REPLY: We thank Dr. Eterović and colleagues for their interest in our work. Our study on the distribution of the electron dose of 131I in isolated spheres of various sizes was not specifically referring to micrometastases of thyroid cancer and was not referring at all to normal thyroid tissue (1). 131I can be used for targeted radiotherapy using a variety of ligands (2), such as 131I-metaiodobenzylguanidine and 131I-labeled anti-CD20 antibody. We showed that, even in cases of homogeneous 131I distribution, the dose received by tumor cells within micrometastases will depend on a number of variables. For example, in a micrometastasis of 500-μm radius, the outermost shell layer would receive only two thirds of the average dose, and half that at the center (1). Also, as micrometastases become smaller, a higher radioactive concentration is necessary to achieve the same dose, because a larger part of the energy escapes from the metastases. A radioiodine concentration that delivers a dose of 100 Gy to a micrometastasis of 2,500-μm radius would deliver only 10 Gy in a cluster of 50-μm radius (1). These data, as we explained, assume a homogeneous distribution of 131I, and of course, heterogeneity in isotope distribution would affect dose distribution. Even for a long-range isotope such as 131I, the dose to a specific cell in small clusters can vary depending on whether this cell has retained the radioligand and on the subcellular distribution of 131I (3,4).
131I has an important role in the treatment of metastatic differentiated thyroid cancer and should indeed be applied early, before major heterogeneity in 131I uptake and distribution occurs (5).

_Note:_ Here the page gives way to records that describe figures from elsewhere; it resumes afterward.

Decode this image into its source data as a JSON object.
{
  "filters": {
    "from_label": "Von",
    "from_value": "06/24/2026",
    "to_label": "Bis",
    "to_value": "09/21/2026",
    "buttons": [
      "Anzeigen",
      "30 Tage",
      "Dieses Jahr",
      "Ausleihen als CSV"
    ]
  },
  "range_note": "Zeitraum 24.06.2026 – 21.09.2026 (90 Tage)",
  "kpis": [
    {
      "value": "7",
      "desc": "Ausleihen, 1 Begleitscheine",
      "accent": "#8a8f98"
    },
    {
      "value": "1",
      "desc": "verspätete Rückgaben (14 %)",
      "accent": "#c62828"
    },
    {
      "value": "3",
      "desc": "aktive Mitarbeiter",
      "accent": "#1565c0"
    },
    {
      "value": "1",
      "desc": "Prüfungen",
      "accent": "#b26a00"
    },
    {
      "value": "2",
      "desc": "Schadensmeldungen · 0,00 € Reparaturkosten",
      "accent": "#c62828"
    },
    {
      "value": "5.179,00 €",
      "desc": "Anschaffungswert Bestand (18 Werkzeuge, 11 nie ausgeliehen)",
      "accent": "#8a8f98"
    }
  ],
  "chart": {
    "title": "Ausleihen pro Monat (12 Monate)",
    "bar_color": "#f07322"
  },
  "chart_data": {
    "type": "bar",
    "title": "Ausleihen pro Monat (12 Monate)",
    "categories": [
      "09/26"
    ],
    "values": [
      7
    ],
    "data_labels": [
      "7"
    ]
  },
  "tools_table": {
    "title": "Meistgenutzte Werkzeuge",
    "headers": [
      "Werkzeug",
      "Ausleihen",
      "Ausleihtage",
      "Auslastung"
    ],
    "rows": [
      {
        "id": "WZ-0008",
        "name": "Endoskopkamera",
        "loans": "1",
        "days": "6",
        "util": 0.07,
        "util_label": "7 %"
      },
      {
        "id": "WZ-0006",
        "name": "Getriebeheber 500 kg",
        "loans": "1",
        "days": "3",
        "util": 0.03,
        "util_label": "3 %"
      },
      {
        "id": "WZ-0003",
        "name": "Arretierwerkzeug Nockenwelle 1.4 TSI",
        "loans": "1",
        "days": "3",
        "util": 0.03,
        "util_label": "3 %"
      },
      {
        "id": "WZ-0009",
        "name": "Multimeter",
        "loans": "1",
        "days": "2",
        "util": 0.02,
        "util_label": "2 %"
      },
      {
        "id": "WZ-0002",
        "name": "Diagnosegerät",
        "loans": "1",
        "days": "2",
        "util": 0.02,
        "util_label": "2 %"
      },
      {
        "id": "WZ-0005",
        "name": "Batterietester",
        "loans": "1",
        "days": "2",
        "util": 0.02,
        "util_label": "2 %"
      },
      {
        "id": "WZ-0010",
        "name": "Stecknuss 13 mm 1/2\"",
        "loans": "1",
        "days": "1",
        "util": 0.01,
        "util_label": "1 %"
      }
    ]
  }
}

Within micrometastases from thyroid cancer, the distribution of 131I should be variable depending on histology (papillary vs. follicular vs. Hürthle cell cancer) and also probably on the location (lymph node, lung, bone). For the most common variety, papillary thyroid cancer, the distribution of iodine should also be very variable depending on the subtype. Although iodine is bound to thyroglobulin and localized mostly in the extracellular compartment, its distribution is rather disorganized. Most often, there is no clear evidence that micrometastases of papillary cancer show a colloidal follicular structure as is present in normal tissue. It would be interesting to use microautoradiography or secondary ion mass spectrometry to assess the distribution of radioiodine or of stable iodine, as we showed for other models (6).
In conclusion, although our findings relating to the impact of the size of micrometastases and cell position would probably also apply to micrometastases of thyroid cancer; modeling the precise dose distribution in this situation would need knowledge of the heterogeneity using information from microscopic imaging studies.
We appreciate that the authors will comment on another work we recently published (7), and we would be pleased to answer those comments.